Anwar meminta pemerintah agar kembali mempertimbangkan rencana pengenaan PPN pada kebutuhan pokok. Menurutnya, pemerintah seharusnya melindungi dan menyejahterakan rakyat.
"Bahkan, di dalam Pasal 33 UUD 1945 negara dan atau pemerintah diminta dan dituntut bisa menciptakan sebesar-besar kemakmuran bagi rakyat. Dan, pengenaan PPN malah bisa membuat yang terjadi adalah sebaliknya dan itu jelas-jelas tidak kita inginkan," ucapnya.
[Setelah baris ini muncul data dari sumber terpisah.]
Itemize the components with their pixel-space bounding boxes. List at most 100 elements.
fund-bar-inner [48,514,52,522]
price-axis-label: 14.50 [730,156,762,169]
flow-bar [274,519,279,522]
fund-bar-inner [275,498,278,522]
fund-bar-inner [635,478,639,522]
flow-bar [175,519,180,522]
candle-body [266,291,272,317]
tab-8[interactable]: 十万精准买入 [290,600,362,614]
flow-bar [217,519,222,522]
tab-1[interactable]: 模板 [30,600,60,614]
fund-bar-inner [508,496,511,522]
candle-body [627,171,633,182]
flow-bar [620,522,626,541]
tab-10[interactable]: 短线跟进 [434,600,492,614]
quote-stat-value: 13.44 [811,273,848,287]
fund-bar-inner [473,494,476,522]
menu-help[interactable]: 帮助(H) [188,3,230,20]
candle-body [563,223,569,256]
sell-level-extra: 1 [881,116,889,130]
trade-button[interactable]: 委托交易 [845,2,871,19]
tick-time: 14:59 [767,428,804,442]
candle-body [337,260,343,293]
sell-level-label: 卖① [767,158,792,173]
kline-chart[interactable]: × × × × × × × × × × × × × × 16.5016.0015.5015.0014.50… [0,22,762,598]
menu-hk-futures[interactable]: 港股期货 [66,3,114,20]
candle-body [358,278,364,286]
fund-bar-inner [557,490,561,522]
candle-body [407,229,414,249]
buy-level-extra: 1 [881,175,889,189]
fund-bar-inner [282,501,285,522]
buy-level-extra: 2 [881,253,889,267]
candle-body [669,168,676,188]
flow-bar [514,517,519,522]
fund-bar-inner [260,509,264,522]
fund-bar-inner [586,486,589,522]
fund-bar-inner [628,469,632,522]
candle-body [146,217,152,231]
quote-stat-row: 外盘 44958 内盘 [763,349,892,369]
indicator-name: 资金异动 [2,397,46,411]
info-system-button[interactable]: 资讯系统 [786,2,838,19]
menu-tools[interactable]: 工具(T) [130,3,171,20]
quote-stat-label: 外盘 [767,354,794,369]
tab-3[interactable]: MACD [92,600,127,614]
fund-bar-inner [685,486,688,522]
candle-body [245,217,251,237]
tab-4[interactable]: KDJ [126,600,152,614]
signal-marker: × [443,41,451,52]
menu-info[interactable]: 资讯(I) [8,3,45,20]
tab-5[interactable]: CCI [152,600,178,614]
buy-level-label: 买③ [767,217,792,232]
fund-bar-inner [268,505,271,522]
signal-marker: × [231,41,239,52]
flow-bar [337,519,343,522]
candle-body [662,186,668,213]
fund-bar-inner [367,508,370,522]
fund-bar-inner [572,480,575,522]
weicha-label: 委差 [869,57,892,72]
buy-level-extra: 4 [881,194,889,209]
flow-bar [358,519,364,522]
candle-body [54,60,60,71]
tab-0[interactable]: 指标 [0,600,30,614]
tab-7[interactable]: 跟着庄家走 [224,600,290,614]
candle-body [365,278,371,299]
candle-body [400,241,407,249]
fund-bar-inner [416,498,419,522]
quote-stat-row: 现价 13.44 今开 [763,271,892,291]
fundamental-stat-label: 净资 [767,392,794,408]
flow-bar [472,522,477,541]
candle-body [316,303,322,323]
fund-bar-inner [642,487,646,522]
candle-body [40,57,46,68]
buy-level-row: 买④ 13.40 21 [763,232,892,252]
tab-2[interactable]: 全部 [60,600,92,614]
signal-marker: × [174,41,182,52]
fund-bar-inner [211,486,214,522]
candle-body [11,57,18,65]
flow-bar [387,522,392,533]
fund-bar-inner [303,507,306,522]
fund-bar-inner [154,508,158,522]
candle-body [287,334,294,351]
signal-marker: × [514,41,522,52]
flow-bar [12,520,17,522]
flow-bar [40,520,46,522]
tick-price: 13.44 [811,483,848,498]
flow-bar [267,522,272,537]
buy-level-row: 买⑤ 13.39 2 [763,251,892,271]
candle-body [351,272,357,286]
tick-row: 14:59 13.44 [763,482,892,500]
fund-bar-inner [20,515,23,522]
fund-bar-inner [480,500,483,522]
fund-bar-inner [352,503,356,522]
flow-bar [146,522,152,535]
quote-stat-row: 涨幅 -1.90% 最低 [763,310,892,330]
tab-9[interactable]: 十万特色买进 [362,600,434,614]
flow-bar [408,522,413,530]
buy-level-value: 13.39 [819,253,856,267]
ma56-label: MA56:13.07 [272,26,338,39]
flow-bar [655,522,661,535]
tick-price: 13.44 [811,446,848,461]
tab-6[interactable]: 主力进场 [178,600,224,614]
Direktur Center of Economic and Law Studies (CELIOS), Bhima Yudhistira, menilai, rencana mengenakan PPN ke sembako sebagai kebijakan yang tidak pro rakyat. Kebijakan ini juga kontraproduktif terhadap upaya pemulihan ekonomi karena kenaikan PPN dibarengi rencana pencabutan subsidi lainnya (subsidi listrik, pengurangan bansos, dan lainnya).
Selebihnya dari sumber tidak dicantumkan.